Is There a Link Between a Countrys Gender Equality and Its Economic Status

This week’s list of the top articles for entrepreneurship was filled with lists: the 10 countries where gender equality is closer to reality, the 10 startup metrics every entrepreneur should measure, and the 10 reasons new businesses fail.

It’s always interesting to scan the lists to see what country, piece of advice, or startup activity makes its way to the top–or on the other end, which didn’t even make it on–and then hopefully, dig a little deeper and find out why. As the calendar year comes closer to its end, I know more and more of these lists, especially the best or worst of lists, will be popping up in my feeds. With lists on the mind, I wanted to call out a few of the pieces of information on this week’s lists that got me thinking.

Take a look at the 10 counties where gender equality is a little closer to reality. The World Economic Forum’s annual Global Gender Gap Index examined gaps in health, education, economic participation and political empowerment. Why is this important? Countries with more gender equality tend to be more developed, more productive and have better economies. 

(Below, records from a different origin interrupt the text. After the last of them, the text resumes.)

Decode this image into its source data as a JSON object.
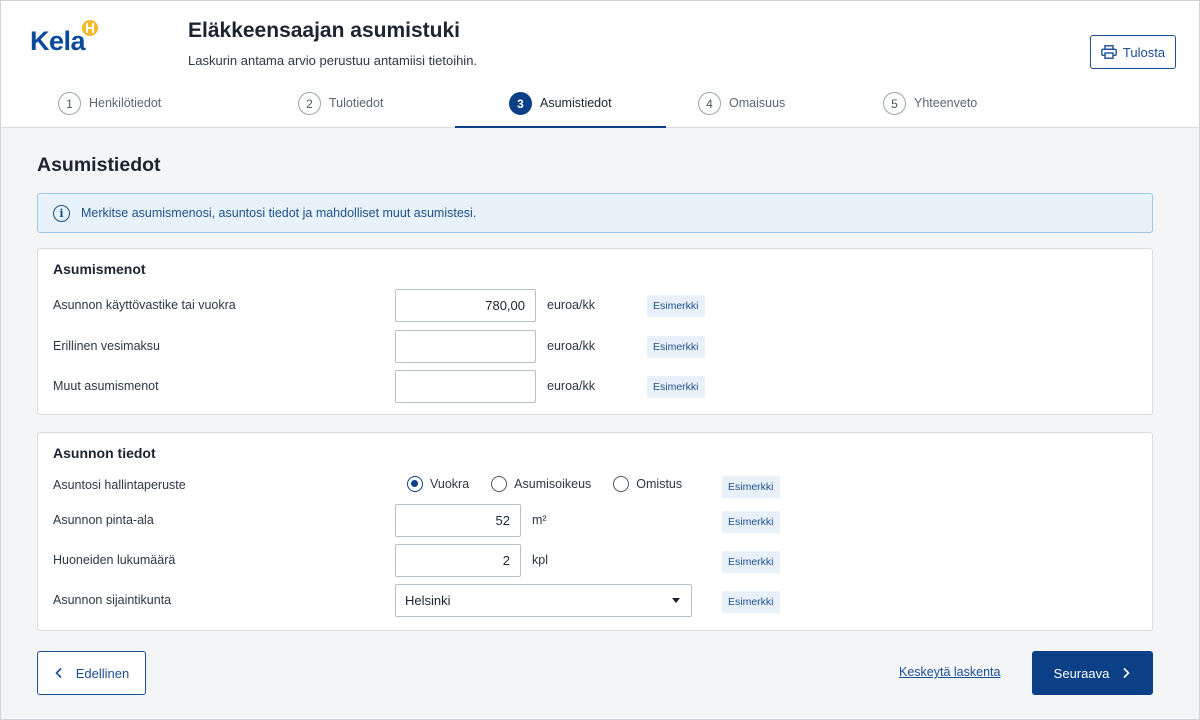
{
  "header": {
    "logo_text": "Kela",
    "title": "Eläkkeensaajan asumistuki",
    "subtitle": "Laskurin antama arvio perustuu antamiisi tietoihin.",
    "print_label": "Tulosta"
  },
  "stepper": {
    "steps": [
      {
        "number": "1",
        "label": "Henkilötiedot"
      },
      {
        "number": "2",
        "label": "Tulotiedot"
      },
      {
        "number": "3",
        "label": "Asumistiedot"
      },
      {
        "number": "4",
        "label": "Omaisuus"
      },
      {
        "number": "5",
        "label": "Yhteenveto"
      }
    ],
    "active_index": 2
  },
  "main": {
    "page_title": "Asumistiedot",
    "info_text": "Merkitse asumismenosi, asuntosi tiedot ja mahdolliset muut asumistesi."
  },
  "housing_costs": {
    "title": "Asumismenot",
    "rows": [
      {
        "label": "Asunnon käyttövastike tai vuokra",
        "value": "780,00",
        "unit": "euroa/kk",
        "example": "Esimerkki"
      },
      {
        "label": "Erillinen vesimaksu",
        "value": "",
        "unit": "euroa/kk",
        "example": "Esimerkki"
      },
      {
        "label": "Muut asumismenot",
        "value": "",
        "unit": "euroa/kk",
        "example": "Esimerkki"
      }
    ]
  },
  "housing_info": {
    "title": "Asunnon tiedot",
    "tenure_label": "Asuntosi hallintaperuste",
    "tenure_options": [
      "Vuokra",
      "Asumisoikeus",
      "Omistus"
    ],
    "tenure_selected": "Vuokra",
    "area_label": "Asunnon pinta-ala",
    "area_value": "52",
    "area_unit": "m²",
    "rooms_label": "Huoneiden lukumäärä",
    "rooms_value": "2",
    "rooms_unit": "kpl",
    "municipality_label": "Asunnon sijaintikunta",
    "municipality_value": "Helsinki",
    "example": "Esimerkki"
  },
  "footer": {
    "prev_label": "Edellinen",
    "cancel_label": "Keskeytä laskenta",
    "next_label": "Seuraava"
  },
  "colors": {
    "primary": "#0b3f86",
    "info_bg": "#e7f2fb",
    "logo_accent": "#f6b728"
  }
}
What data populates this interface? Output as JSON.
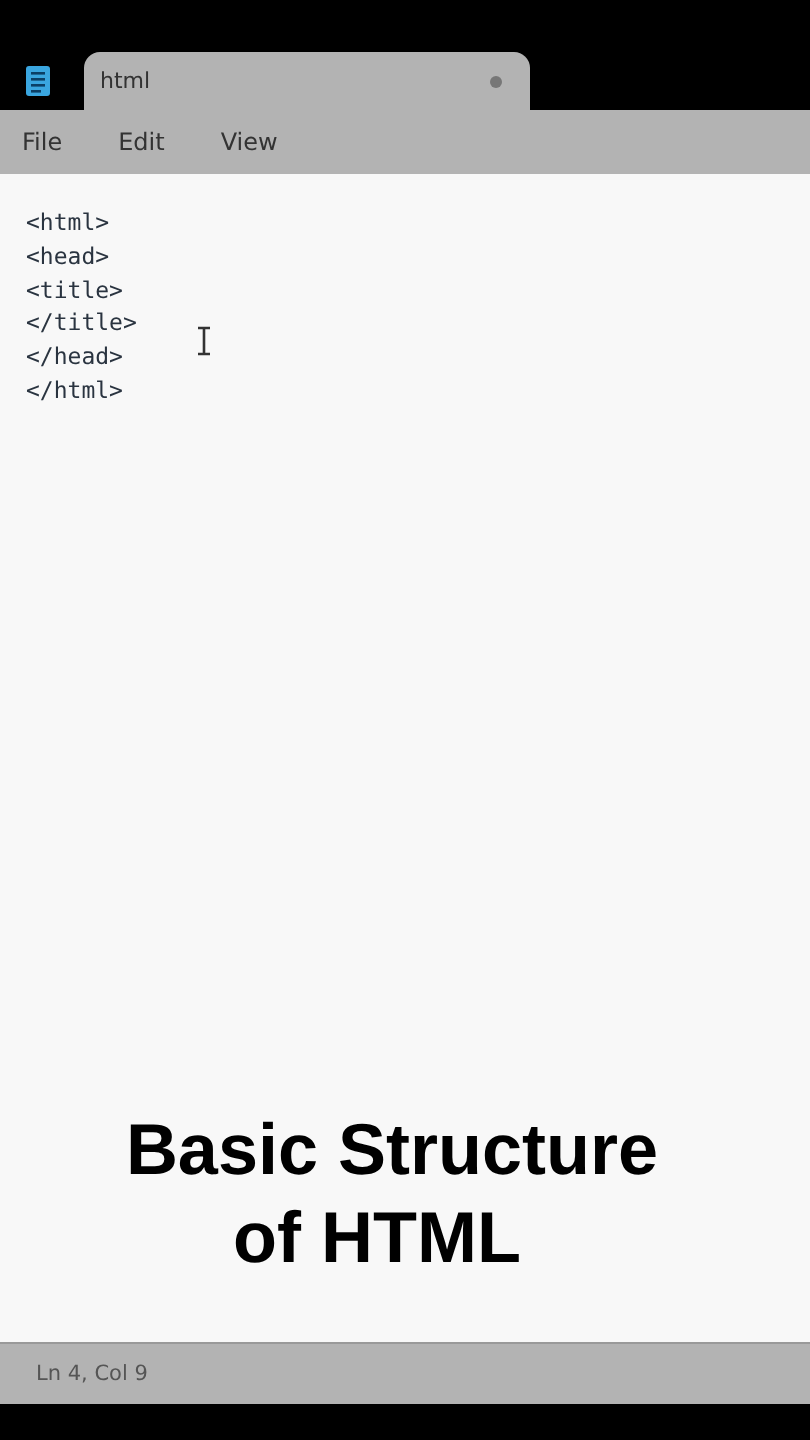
{
  "tab": {
    "title": "html",
    "modified": true
  },
  "menu": [
    "File",
    "Edit",
    "View"
  ],
  "editor": {
    "lines": [
      "<html>",
      "<head>",
      "<title>",
      "</title>",
      "</head>",
      "</html>"
    ]
  },
  "caption": [
    "Basic Structure",
    "of HTML"
  ],
  "status_bar": {
    "position": "Ln 4, Col 9"
  }
}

Once again, Iceland took the top tier. The United States didn’t even make the list (we came in overall at 20). According to some additional research on the Index (I found it on U.S. News and World Report), while we score well in education and health, our biggest gap lies in political engagement. “The United States has never had a female president, one of the measures in the study, and rates of women in government are low. For the score in ‘women in parliament,’ the U.S. ranks 83 out of 142 countries.” At least we know where the problem lies. The hard part is closing the identified gap.

Share your thoughts on closing the gender gap, or any of this week’s top ten lists, on Twitter using #TopOfMind.

10 countries where gender equality is closer to reality

The World Economic Forum (WEF’s) annual Global Gender Gap Index publishes a report that analyzes gaps in rights/opportunities between men and women. These gaps include health, education, economic participation and political empowerment. There are 142 economies in this report. The top countries were Iceland, Finland, Norway, Sweden, Demark, Nicaragua, Rwanda, Ireland, Philippines and Belgium. This report does measure the gaps in access to resources. However, it does not measure actual levels of the available resources. Will the gap ever close?

Why The ‘Drop-out Entrepreneur’ Stereotype Needs To Go Away       

For a while now, there has been a stereotype going around that indicates that being a successful entrepreneur is equated with dropping out of school. The only reason this stereotype exists is because of Richard Branson, Alan Sugar and Bill Gates. However, these people are the exception. Alex Hoye stated that “Going to see how a dysfunctional company operates is a good thing for a first straight job out of college”. Unless you are Bill Gates and simply think you can do it, then do. However, if not, you should try to build a support network.

10 Reasons New Businesses Fail

CB Insights analyzed 101 failed startup companies. Here are the top nine reasons these companies did not make it. Can you guess the tenth?

  1. No market need.
  2. Ran out of cash.
  3. Not the right team.
  4. Were outcompeted.
  5. Price/cost issues.
  6. Poor product.
  7. Needed/lacked business model.
  8. Poor marketing.
  9. Ignore customers.
  10. Product mis-timed.

Read more to find out ten more reasons why startups fail.

10 Startup Metrics Every Entrepreneur Should Measure

Ten founders from the YEC shared the metrics that they keep track of and find valuable.

  1. Cost of Acquisition.
  2. Employee Happiness.
  3. Burn Rate.
  4. Qualified Pipeline Value.
  5. Net Promoter Score.
  6. Client Engagement.
  7. Retention.
  8. Missed Business Opportunities.
  9. Organic User Acquisition.
  10. Employee Engagement.

How Local Governments Are (or Aren’t) Examining Economic Development Dollars

Many economic development or local governments struggle to retain or track accountability metrics. Some of these groups are measuring the effectiveness of business incentives and some others are measuring cost benefit analysis. However, these can be very difficult to fully measure because there can be unrealistic assumptions or questionable methodologies. These evaluations must consider the actual goals. The Governmental Accounting Standards Board may be proposing new rules to the government to report total resulting revenue loss.